No problem, I thought, the fridge is still under the manufacturer’s warranty. So I headed on over to the manufacturer’s website and opened the online form to book a service call. It was all going well until the tech asked for the fridge’s serial number. Back in the kitchen, I opened every door and peered at every surface of the refrigerator writing down any number I could find. But not one of them is right. The serial number required to pull the warranty information.
The customer help desk explained they needed the serial number so they could make sure they had the right information about the model for spare parts, and to check the purchase date and warranty coverage. That all seemed fair enough. Here is how that conversation went.
“So where do I find the serial number?” I asked.
“On a sticker on the refrigerator.”
“And where’s that sticker located?”
“Oh, it’s on the back.”
“On the back? The back that’s against a wall and enveloped in custom-built kitchen cabinets? “
That is a great example of the disconnect that often happens when companies focus on the digital customer interaction without considering the actual physical product as part the overall experience.
IoT to the Rescue?
But the internet of things (IoT) is going to change all that, isn’t it? At least that seems to be part of the promise.
Surely a connected fridge should have been able to supply the serial number from an on-screen menu. Better yet, it should have been aware of the leak and flashed an on-screen warning. Maybe it could have even connected with the manufacturer’s customer records, checked the warranty status, and scheduled a visit from technician who would take care of the repairs — and maybe it could have informed the technician of the necessary troubleshooting procedures and activated an inventory and fulfillment process and ordered the necessary replacement parts in advance.
Yet when you look at the digital features on most “smart” appliances, they tend to be focused on serving as a family communication and entertainment center. They have calendars, display photos, stream music and maybe voice interfaces for ordering groceries. I could get that same sort of functionality by duct-taping an iPad on the fridge door.

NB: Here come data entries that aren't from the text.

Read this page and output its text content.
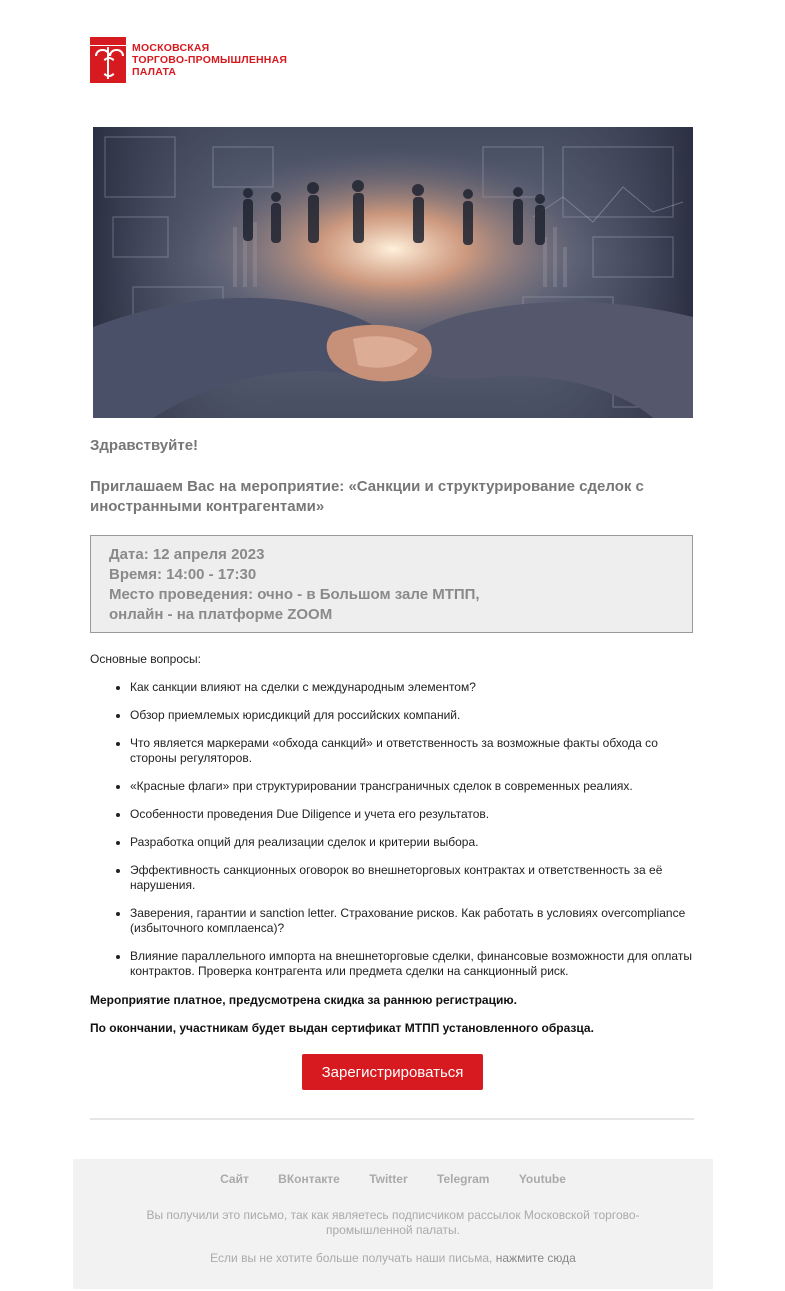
МОСКОВСКАЯ
ТОРГОВО-ПРОМЫШЛЕННАЯ
ПАЛАТА

Здравствуйте!

Приглашаем Вас на мероприятие: «Санкции и структурирование сделок с иностранными контрагентами»

Дата: 12 апреля 2023
Время: 14:00 - 17:30
Место проведения: очно - в Большом зале МТПП,
онлайн - на платформе ZOOM

Основные вопросы:

• Как санкции влияют на сделки с международным элементом?
• Обзор приемлемых юрисдикций для российских компаний.
• Что является маркерами «обхода санкций» и ответственность за возможные факты обхода со стороны регуляторов.
• «Красные флаги» при структурировании трансграничных сделок в современных реалиях.
• Особенности проведения Due Diligence и учета его результатов.
• Разработка опций для реализации сделок и критерии выбора.
• Эффективность санкционных оговорок во внешнеторговых контрактах и ответственность за её нарушения.
• Заверения, гарантии и sanction letter. Страхование рисков. Как работать в условиях overcompliance (избыточного комплаенса)?
• Влияние параллельного импорта на внешнеторговые сделки, финансовые возможности для оплаты контрактов. Проверка контрагента или предмета сделки на санкционный риск.

Мероприятие платное, предусмотрена скидка за раннюю регистрацию.

По окончании, участникам будет выдан сертификат МТПП установленного образца.

Зарегистрироваться
Сайт ВКонтакте Twitter Telegram Youtube

Вы получили это письмо, так как являетесь подписчиком рассылок Московской торгово-промышленной палаты.

Если вы не хотите больше получать наши письма, нажмите сюда
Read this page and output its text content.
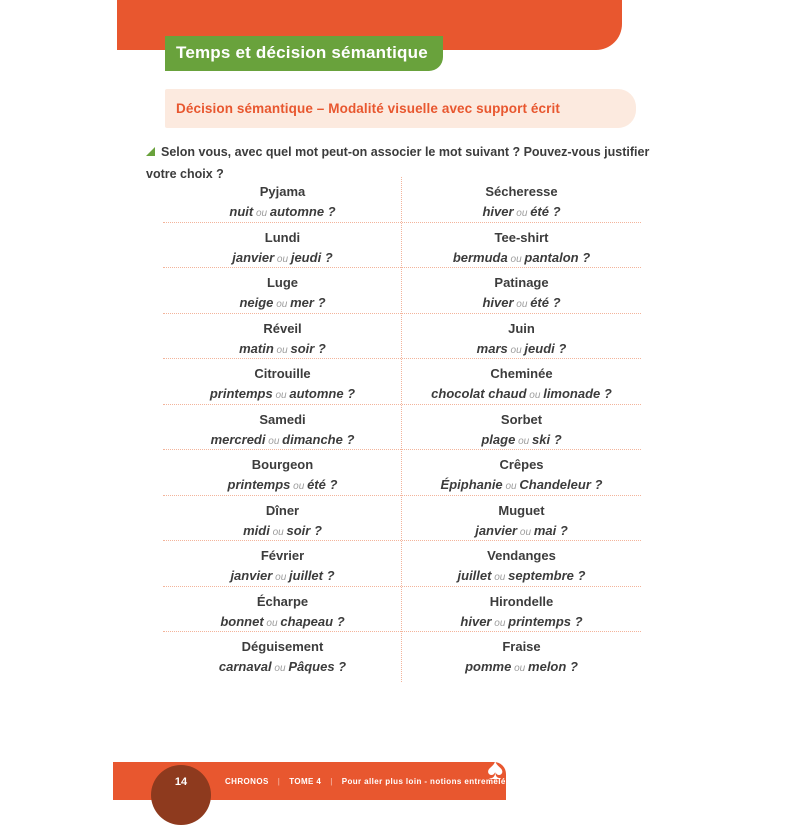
Temps et décision sémantique
Décision sémantique – Modalité visuelle avec support écrit
Selon vous, avec quel mot peut-on associer le mot suivant ? Pouvez-vous justifier votre choix ?
Pyjama
nuit ou automne ?
Sécheresse
hiver ou été ?
Lundi
janvier ou jeudi ?
Tee-shirt
bermuda ou pantalon ?
Luge
neige ou mer ?
Patinage
hiver ou été ?
Réveil
matin ou soir ?
Juin
mars ou jeudi ?
Citrouille
printemps ou automne ?
Cheminée
chocolat chaud ou limonade ?
Samedi
mercredi ou dimanche ?
Sorbet
plage ou ski ?
Bourgeon
printemps ou été ?
Crêpes
Épiphanie ou Chandeleur ?
Dîner
midi ou soir ?
Muguet
janvier ou mai ?
Février
janvier ou juillet ?
Vendanges
juillet ou septembre ?
Écharpe
bonnet ou chapeau ?
Hirondelle
hiver ou printemps ?
Déguisement
carnaval ou Pâques ?
Fraise
pomme ou melon ?
CHRONOS | TOME 4 | Pour aller plus loin - notions entremêlées
♠
14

Today's smart appliances don’t exactly support the customer service experience described above. At this early stage of maturity, IoT technology is still more about manufacturing and data collection than it is about delivering an enhanced customer experience.
Related Article: Welcome to the Brave New World of IoT-Powered CX
IoT May Travel an Unexpected Path
We have a long way to go with IoT technology, and I don’t believe we even know what the destination is yet.
During a recent conference keynote, I mentioned how these days we expect to be able to talk to things like cars and refrigerators. Voice assistants and voice-activated interfaces are the current example of a leading-edge technology that is reaching critical mass. In a follow-up conversation afterward, someone pointed out that when we first started to talk about voice recognition, we assumed that the prime use case for the technology would involve replacing the need to type. We never imagined that widespread adoption would come when we started to use voice interfaces to ask for directions, check the weather and order groceries.
That insight revealed a valid point about the contrast between the initial promise of a technology and its actual adoption patterns.
So, is the real IoT-driven customer experience going to be the one we think it will be from today’s perspective, or is it something we haven’t even considered yet?